Ahhh, bacon. Is there any better thing on the planet? We think not. Here at Bensa, we’re often asked about bacon’s inevitable by-product, bacon grease. Our members wonder if it’s okay to cook with bacon fat. They ask us about the best way to save it, and the best way to discard it.

So today, we’re happy to tackle the topic of bacon grease and answer those questions definitively. Let’s begin with the toughest question of all:

Can We Cook With Bacon Grease, Or Is It Unhealthy?

Bacon drippings are commonly used in Southern cooking, in recipes from cornbread to green beans to popcorn. In moderation, bacon grease can add flavor like nobody’s business. We feel especially good about saving the fat from top-quality bacon prepared without chemical additives and preservatives, made from pasture-grazed/humanely raised pigs.

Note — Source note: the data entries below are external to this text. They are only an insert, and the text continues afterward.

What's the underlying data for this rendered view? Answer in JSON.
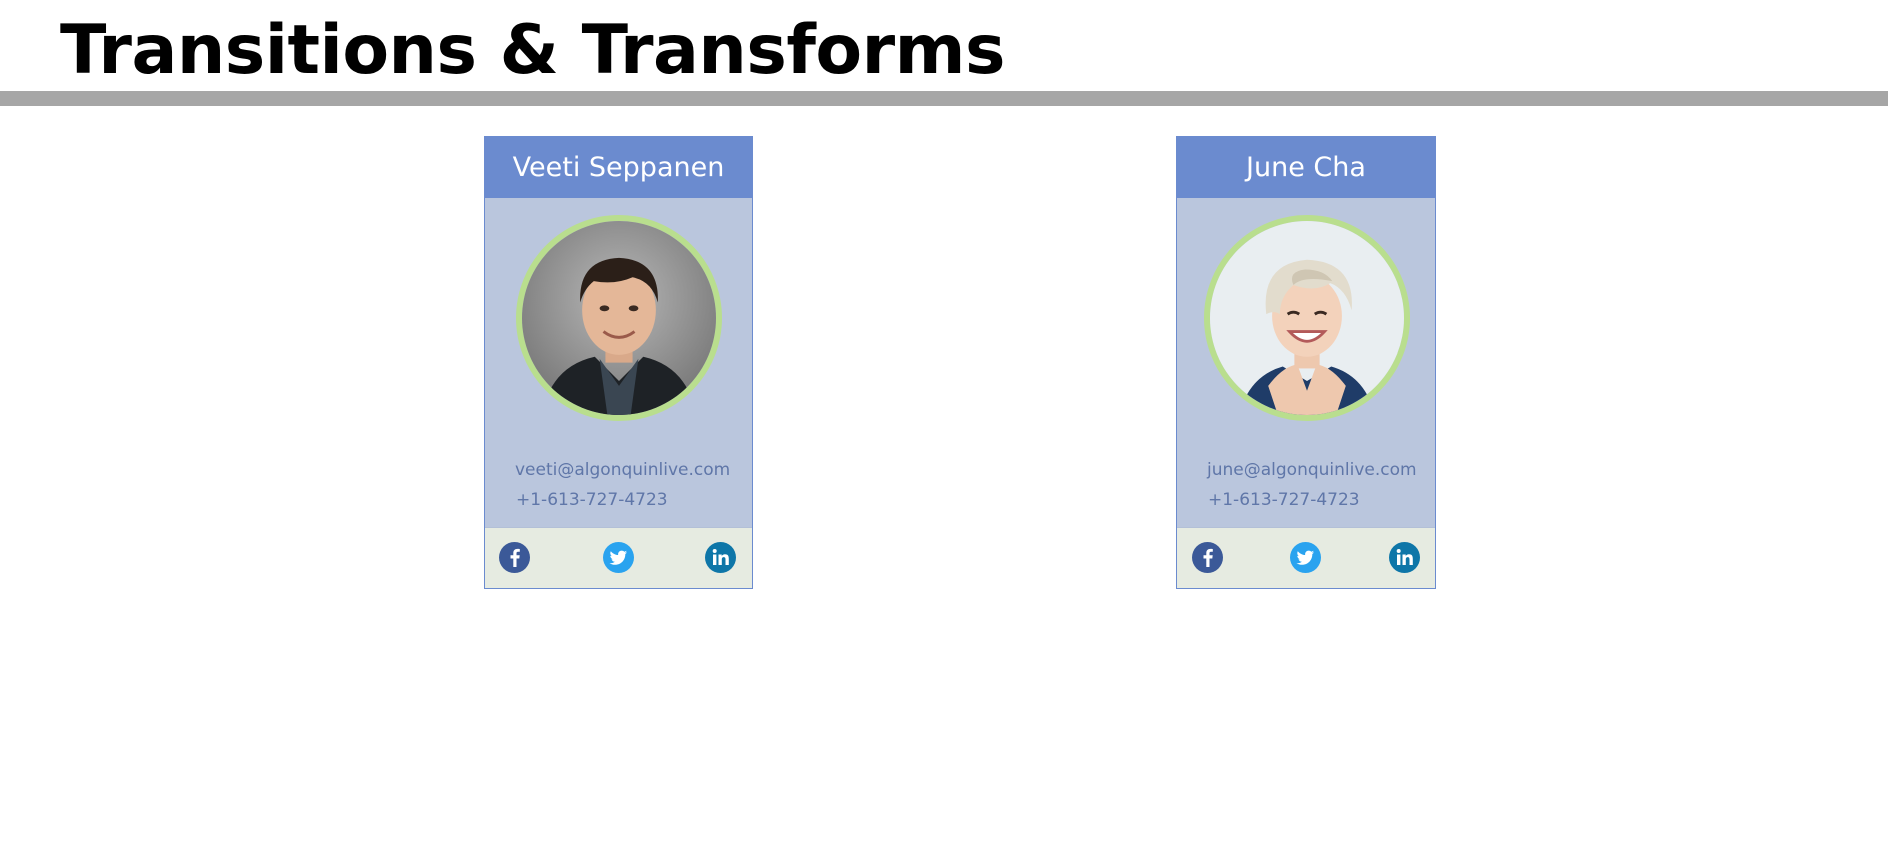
{
  "page": {
    "title": "Transitions & Transforms"
  },
  "cards": [
    {
      "name": "Veeti Seppanen",
      "email": "veeti@algonquinlive.com",
      "phone": "+1-613-727-4723",
      "social": [
        "facebook-icon",
        "twitter-icon",
        "linkedin-icon"
      ]
    },
    {
      "name": "June Cha",
      "email": "june@algonquinlive.com",
      "phone": "+1-613-727-4723",
      "social": [
        "facebook-icon",
        "twitter-icon",
        "linkedin-icon"
      ]
    }
  ],
  "colors": {
    "card_header": "#6b8bcf",
    "card_body": "#bac6dd",
    "card_footer": "#e6ebe1",
    "avatar_ring": "#b9de8e",
    "contact_text": "#5f76a8",
    "header_rule": "#a6a6a6",
    "facebook": "#3b5998",
    "twitter": "#2aa3ef",
    "linkedin": "#0e76a8"
  }
}
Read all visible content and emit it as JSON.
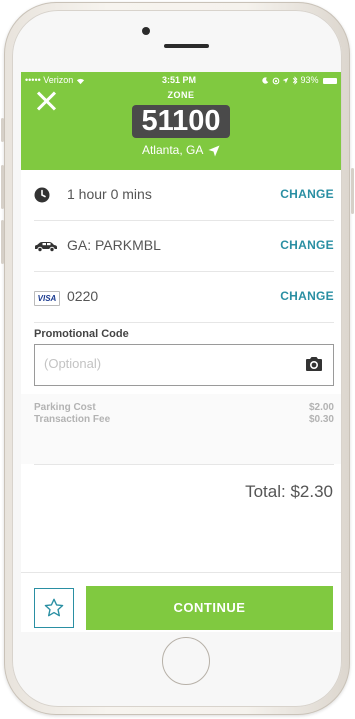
{
  "status_bar": {
    "carrier": "••••• Verizon",
    "time": "3:51 PM",
    "battery": "93%"
  },
  "header": {
    "zone_label": "ZONE",
    "zone_number": "51100",
    "city": "Atlanta, GA"
  },
  "rows": [
    {
      "icon": "clock-icon",
      "text": "1 hour 0 mins",
      "action": "CHANGE"
    },
    {
      "icon": "car-icon",
      "text": "GA: PARKMBL",
      "action": "CHANGE"
    },
    {
      "icon": "visa-card-icon",
      "brand": "VISA",
      "text": "0220",
      "action": "CHANGE"
    }
  ],
  "promo": {
    "label": "Promotional Code",
    "placeholder": "(Optional)",
    "value": ""
  },
  "costs": [
    {
      "label": "Parking Cost",
      "value": "$2.00"
    },
    {
      "label": "Transaction Fee",
      "value": "$0.30"
    }
  ],
  "total": "Total: $2.30",
  "continue_label": "CONTINUE",
  "colors": {
    "accent_green": "#80c940",
    "link_teal": "#2a8fa3",
    "zone_bg": "#4a4a4a"
  }
}
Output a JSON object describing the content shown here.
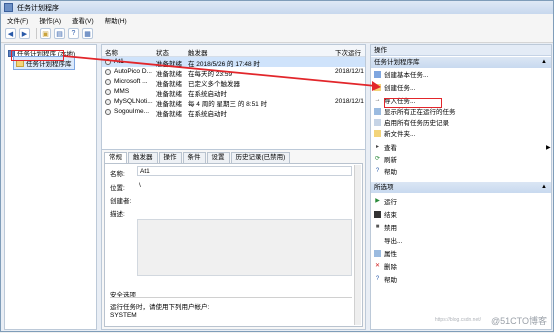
{
  "window": {
    "title": "任务计划程序"
  },
  "menu": [
    "文件(F)",
    "操作(A)",
    "查看(V)",
    "帮助(H)"
  ],
  "tree": {
    "root": "任务计划程序 (本地)",
    "library": "任务计划程序库"
  },
  "table": {
    "headers": [
      "名称",
      "状态",
      "触发器",
      "下次运行时"
    ],
    "rows": [
      {
        "name": "At1",
        "status": "准备就绪",
        "trigger": "在 2018/5/26 的 17:48 时",
        "next": ""
      },
      {
        "name": "AutoPico D...",
        "status": "准备就绪",
        "trigger": "在每天的 23:59",
        "next": "2018/12/1"
      },
      {
        "name": "Microsoft ...",
        "status": "准备就绪",
        "trigger": "已定义多个触发器",
        "next": ""
      },
      {
        "name": "MMS",
        "status": "准备就绪",
        "trigger": "在系统启动时",
        "next": ""
      },
      {
        "name": "MySQLNoti...",
        "status": "准备就绪",
        "trigger": "每 4 周的 星期三 的 8:51 时",
        "next": "2018/12/1"
      },
      {
        "name": "SogouIme...",
        "status": "准备就绪",
        "trigger": "在系统启动时",
        "next": ""
      }
    ]
  },
  "details": {
    "tabs": [
      "常规",
      "触发器",
      "操作",
      "条件",
      "设置",
      "历史记录(已禁用)"
    ],
    "name_label": "名称:",
    "name_value": "At1",
    "location_label": "位置:",
    "location_value": "\\",
    "author_label": "创建者:",
    "desc_label": "描述:",
    "security_label": "安全选项",
    "run_label": "运行任务时，请使用下列用户帐户:",
    "run_value": "SYSTEM"
  },
  "actions": {
    "header": "操作",
    "section1": "任务计划程序库",
    "items1": [
      {
        "label": "创建基本任务...",
        "icon": "wizard-icon"
      },
      {
        "label": "创建任务...",
        "icon": "create-task-icon"
      },
      {
        "label": "导入任务...",
        "icon": "import-icon"
      },
      {
        "label": "显示所有正在运行的任务",
        "icon": "running-tasks-icon"
      },
      {
        "label": "启用所有任务历史记录",
        "icon": "history-icon"
      },
      {
        "label": "新文件夹...",
        "icon": "folder-icon"
      },
      {
        "label": "查看",
        "icon": "view-icon"
      },
      {
        "label": "刷新",
        "icon": "refresh-icon"
      },
      {
        "label": "帮助",
        "icon": "help-icon"
      }
    ],
    "section2": "所选项",
    "items2": [
      {
        "label": "运行",
        "icon": "run-icon"
      },
      {
        "label": "结束",
        "icon": "stop-icon"
      },
      {
        "label": "禁用",
        "icon": "disable-icon"
      },
      {
        "label": "导出...",
        "icon": "export-icon"
      },
      {
        "label": "属性",
        "icon": "properties-icon"
      },
      {
        "label": "删除",
        "icon": "delete-icon"
      },
      {
        "label": "帮助",
        "icon": "help-icon"
      }
    ]
  },
  "watermark": "@51CTO博客",
  "watermark_url": "https://blog.csdn.net/"
}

What’s the Best Way to Save Bacon Grease?

Just cool it to room temperature and strain it through cheesecloth or a coffee filter into a lidded glass container like a Mason Jar. Then cover the jar tightly and keep it in the refrigerator. Now it’s ready to drizzle over spinach or greens, add to cornbread, or stir into refried beans. Covered, strained bacon fat will keep for several months in the refrigerator.

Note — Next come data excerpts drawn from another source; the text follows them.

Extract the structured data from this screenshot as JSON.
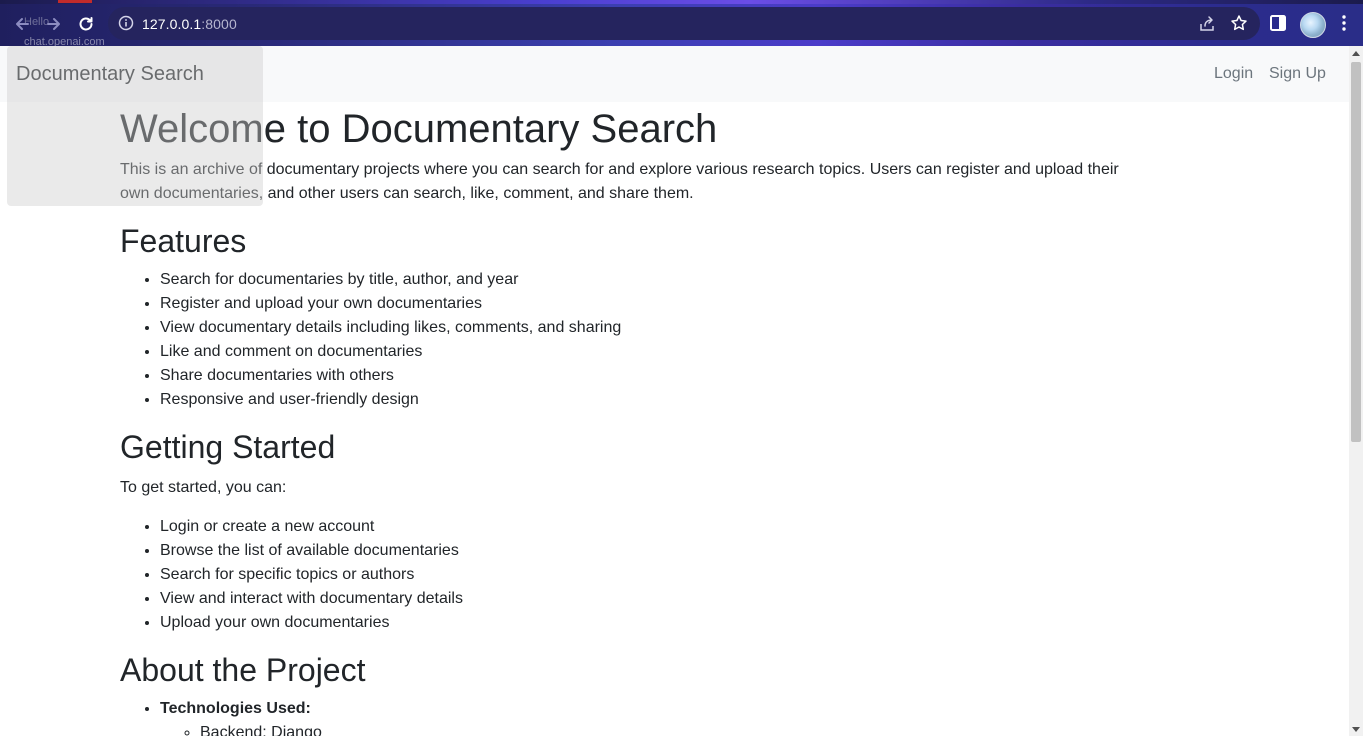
{
  "browser": {
    "url_host": "127.0.0.1",
    "url_port": ":8000",
    "ghost_text_1": "Hello",
    "ghost_text_2": "chat.openai.com"
  },
  "navbar": {
    "brand": "Documentary Search",
    "login": "Login",
    "signup": "Sign Up"
  },
  "main": {
    "title": "Welcome to Documentary Search",
    "intro": "This is an archive of documentary projects where you can search for and explore various research topics. Users can register and upload their own documentaries, and other users can search, like, comment, and share them.",
    "features": {
      "heading": "Features",
      "items": [
        "Search for documentaries by title, author, and year",
        "Register and upload your own documentaries",
        "View documentary details including likes, comments, and sharing",
        "Like and comment on documentaries",
        "Share documentaries with others",
        "Responsive and user-friendly design"
      ]
    },
    "getting_started": {
      "heading": "Getting Started",
      "intro": "To get started, you can:",
      "items": [
        "Login or create a new account",
        "Browse the list of available documentaries",
        "Search for specific topics or authors",
        "View and interact with documentary details",
        "Upload your own documentaries"
      ]
    },
    "about": {
      "heading": "About the Project",
      "tech_label": "Technologies Used:",
      "tech_items": [
        "Backend: Django"
      ]
    }
  }
}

What’s the Best Way to Discard Bacon Grease?

Our mothers used to collect bacon grease in a coffee can, but these days most folks recycle cans. If you’re not going to save your bacon fat for cooking, we suggest this simple method for easy bacon grease disposal. Cut a piece of parchment paper in a circle to fit a bowl:

 

Parchment to fit a bowl for bacon grease

 

Pour the grease in the parchment-lined bowl.

 

Bacon fat gets poured in a parchment lined bowl

 

Cool to room temperature, and then refrigerate the bowl until the bacon grease hardens.

 

Cooled bacon grease

 

Remove the paper and grease, and discard. No muss, no fuss!

 

Discard hardened bacon grease

 

How about you? Do you save your bacon grease? We’d love to hear how you cook with this flavorful fat.

~ Your friends at BENSA


About Eliza Cross

Eliza Cross is a full-time writer and the author of five books, including "101 Things To Do With Bacon" (Gibbs Smith, 2012) now in its third printing. She is the founder of the bacon enthusiasts' society BENSA International, and she makes a point to eat bacon at least once a week.

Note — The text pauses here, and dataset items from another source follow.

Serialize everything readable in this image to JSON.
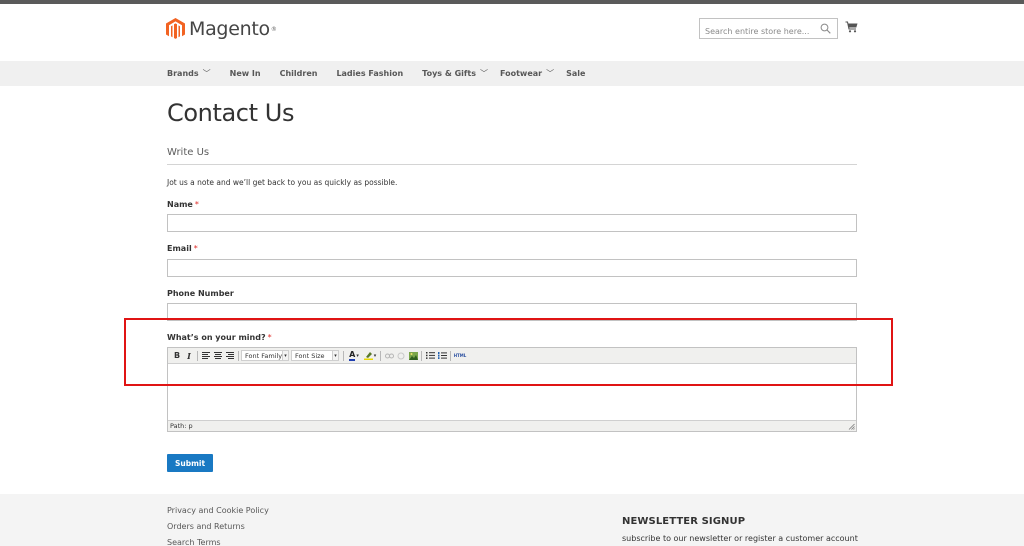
{
  "header": {
    "logo_text": "Magento",
    "logo_tm": "®",
    "search_placeholder": "Search entire store here...",
    "brand_color": "#f26322"
  },
  "nav": {
    "items": [
      {
        "label": "Brands",
        "has_dropdown": true
      },
      {
        "label": "New In",
        "has_dropdown": false
      },
      {
        "label": "Children",
        "has_dropdown": false
      },
      {
        "label": "Ladies Fashion",
        "has_dropdown": false
      },
      {
        "label": "Toys & Gifts",
        "has_dropdown": true
      },
      {
        "label": "Footwear",
        "has_dropdown": true
      },
      {
        "label": "Sale",
        "has_dropdown": false
      }
    ]
  },
  "page": {
    "title": "Contact Us",
    "legend": "Write Us",
    "intro": "Jot us a note and we’ll get back to you as quickly as possible."
  },
  "form": {
    "name_label": "Name",
    "email_label": "Email",
    "phone_label": "Phone Number",
    "comment_label": "What’s on your mind?",
    "required_mark": "*",
    "submit_label": "Submit",
    "name_value": "",
    "email_value": "",
    "phone_value": ""
  },
  "editor": {
    "bold": "B",
    "italic": "I",
    "font_family": "Font Family",
    "font_size": "Font Size",
    "font_color": "A",
    "html": "HTML",
    "path": "Path: p"
  },
  "footer": {
    "links": [
      "Privacy and Cookie Policy",
      "Orders and Returns",
      "Search Terms"
    ],
    "newsletter_title": "NEWSLETTER SIGNUP",
    "newsletter_text": "subscribe to our newsletter or register a customer account"
  },
  "colors": {
    "accent": "#1979c3",
    "required": "#e02b27",
    "highlight": "#e01414"
  }
}
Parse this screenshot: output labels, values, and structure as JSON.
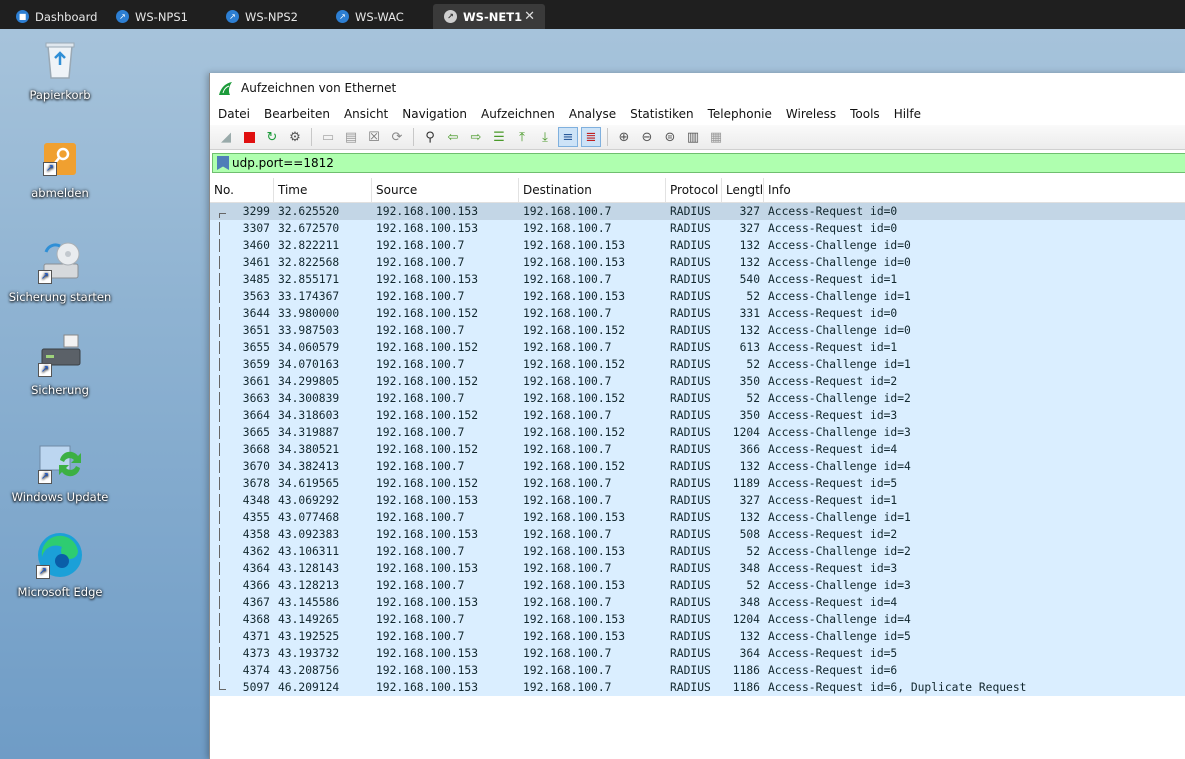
{
  "tabs": [
    {
      "label": "Dashboard"
    },
    {
      "label": "WS-NPS1"
    },
    {
      "label": "WS-NPS2"
    },
    {
      "label": "WS-WAC"
    },
    {
      "label": "WS-NET1",
      "close": "✕"
    }
  ],
  "desktop_icons": [
    {
      "label": "Papierkorb",
      "icon": "recycle-bin-icon"
    },
    {
      "label": "abmelden",
      "icon": "key-icon"
    },
    {
      "label": "Sicherung starten",
      "icon": "backup-start-icon"
    },
    {
      "label": "Sicherung",
      "icon": "backup-drive-icon"
    },
    {
      "label": "Windows Update",
      "icon": "windows-update-icon"
    },
    {
      "label": "Microsoft Edge",
      "icon": "edge-icon"
    }
  ],
  "window": {
    "title": "Aufzeichnen von Ethernet"
  },
  "menu": [
    "Datei",
    "Bearbeiten",
    "Ansicht",
    "Navigation",
    "Aufzeichnen",
    "Analyse",
    "Statistiken",
    "Telephonie",
    "Wireless",
    "Tools",
    "Hilfe"
  ],
  "toolbar_icons": [
    "start-capture-icon",
    "stop-capture-icon",
    "restart-capture-icon",
    "capture-options-icon",
    "open-file-icon",
    "save-file-icon",
    "close-file-icon",
    "reload-icon",
    "find-packet-icon",
    "back-icon",
    "forward-icon",
    "go-to-packet-icon",
    "first-packet-icon",
    "last-packet-icon",
    "autoscroll-icon",
    "colorize-icon",
    "zoom-in-icon",
    "zoom-out-icon",
    "zoom-normal-icon",
    "resize-columns-icon",
    "layout-icon"
  ],
  "filter": {
    "value": "udp.port==1812"
  },
  "columns": [
    "No.",
    "Time",
    "Source",
    "Destination",
    "Protocol",
    "Lengtl",
    "Info"
  ],
  "rows": [
    [
      "3299",
      "32.625520",
      "192.168.100.153",
      "192.168.100.7",
      "RADIUS",
      "327",
      "Access-Request id=0"
    ],
    [
      "3307",
      "32.672570",
      "192.168.100.153",
      "192.168.100.7",
      "RADIUS",
      "327",
      "Access-Request id=0"
    ],
    [
      "3460",
      "32.822211",
      "192.168.100.7",
      "192.168.100.153",
      "RADIUS",
      "132",
      "Access-Challenge id=0"
    ],
    [
      "3461",
      "32.822568",
      "192.168.100.7",
      "192.168.100.153",
      "RADIUS",
      "132",
      "Access-Challenge id=0"
    ],
    [
      "3485",
      "32.855171",
      "192.168.100.153",
      "192.168.100.7",
      "RADIUS",
      "540",
      "Access-Request id=1"
    ],
    [
      "3563",
      "33.174367",
      "192.168.100.7",
      "192.168.100.153",
      "RADIUS",
      "52",
      "Access-Challenge id=1"
    ],
    [
      "3644",
      "33.980000",
      "192.168.100.152",
      "192.168.100.7",
      "RADIUS",
      "331",
      "Access-Request id=0"
    ],
    [
      "3651",
      "33.987503",
      "192.168.100.7",
      "192.168.100.152",
      "RADIUS",
      "132",
      "Access-Challenge id=0"
    ],
    [
      "3655",
      "34.060579",
      "192.168.100.152",
      "192.168.100.7",
      "RADIUS",
      "613",
      "Access-Request id=1"
    ],
    [
      "3659",
      "34.070163",
      "192.168.100.7",
      "192.168.100.152",
      "RADIUS",
      "52",
      "Access-Challenge id=1"
    ],
    [
      "3661",
      "34.299805",
      "192.168.100.152",
      "192.168.100.7",
      "RADIUS",
      "350",
      "Access-Request id=2"
    ],
    [
      "3663",
      "34.300839",
      "192.168.100.7",
      "192.168.100.152",
      "RADIUS",
      "52",
      "Access-Challenge id=2"
    ],
    [
      "3664",
      "34.318603",
      "192.168.100.152",
      "192.168.100.7",
      "RADIUS",
      "350",
      "Access-Request id=3"
    ],
    [
      "3665",
      "34.319887",
      "192.168.100.7",
      "192.168.100.152",
      "RADIUS",
      "1204",
      "Access-Challenge id=3"
    ],
    [
      "3668",
      "34.380521",
      "192.168.100.152",
      "192.168.100.7",
      "RADIUS",
      "366",
      "Access-Request id=4"
    ],
    [
      "3670",
      "34.382413",
      "192.168.100.7",
      "192.168.100.152",
      "RADIUS",
      "132",
      "Access-Challenge id=4"
    ],
    [
      "3678",
      "34.619565",
      "192.168.100.152",
      "192.168.100.7",
      "RADIUS",
      "1189",
      "Access-Request id=5"
    ],
    [
      "4348",
      "43.069292",
      "192.168.100.153",
      "192.168.100.7",
      "RADIUS",
      "327",
      "Access-Request id=1"
    ],
    [
      "4355",
      "43.077468",
      "192.168.100.7",
      "192.168.100.153",
      "RADIUS",
      "132",
      "Access-Challenge id=1"
    ],
    [
      "4358",
      "43.092383",
      "192.168.100.153",
      "192.168.100.7",
      "RADIUS",
      "508",
      "Access-Request id=2"
    ],
    [
      "4362",
      "43.106311",
      "192.168.100.7",
      "192.168.100.153",
      "RADIUS",
      "52",
      "Access-Challenge id=2"
    ],
    [
      "4364",
      "43.128143",
      "192.168.100.153",
      "192.168.100.7",
      "RADIUS",
      "348",
      "Access-Request id=3"
    ],
    [
      "4366",
      "43.128213",
      "192.168.100.7",
      "192.168.100.153",
      "RADIUS",
      "52",
      "Access-Challenge id=3"
    ],
    [
      "4367",
      "43.145586",
      "192.168.100.153",
      "192.168.100.7",
      "RADIUS",
      "348",
      "Access-Request id=4"
    ],
    [
      "4368",
      "43.149265",
      "192.168.100.7",
      "192.168.100.153",
      "RADIUS",
      "1204",
      "Access-Challenge id=4"
    ],
    [
      "4371",
      "43.192525",
      "192.168.100.7",
      "192.168.100.153",
      "RADIUS",
      "132",
      "Access-Challenge id=5"
    ],
    [
      "4373",
      "43.193732",
      "192.168.100.153",
      "192.168.100.7",
      "RADIUS",
      "364",
      "Access-Request id=5"
    ],
    [
      "4374",
      "43.208756",
      "192.168.100.153",
      "192.168.100.7",
      "RADIUS",
      "1186",
      "Access-Request id=6"
    ],
    [
      "5097",
      "46.209124",
      "192.168.100.153",
      "192.168.100.7",
      "RADIUS",
      "1186",
      "Access-Request id=6, Duplicate Request"
    ]
  ],
  "colors": {
    "row_bg": "#daeeff",
    "selected_row_bg": "#c3d6e6",
    "filter_ok_bg": "#afffaf",
    "taskbar_bg": "#1f1f1f"
  }
}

2 comments to Bacon Grease 101

  • Elaine

    I always have a jar of bacon grease in the fridge. Since I microwave-cook my bacon, it is already strained. (I place the strips in paper towels on a handy microwave bacon plaquet). I use it in so many things, like: sauteing fresh green beans; when cooking limas or other horticultural beans; as the fat in savory scones or biscuits (especially good with cheese added, too); roasting winter squash (acorn halves or my favorite: chunks of kabocha with maple syrup and bacon fat); browning meats (deglaze the pan with white wine and you have a killer sauce base)…I could go ON! The trick is not to use too much, too often. A wonderful ingredient!

  • Thanks for these great tips for cooking with bacon fat, Elaine! Your winter squash with maple syrup and bacon fat sounds DIVINE.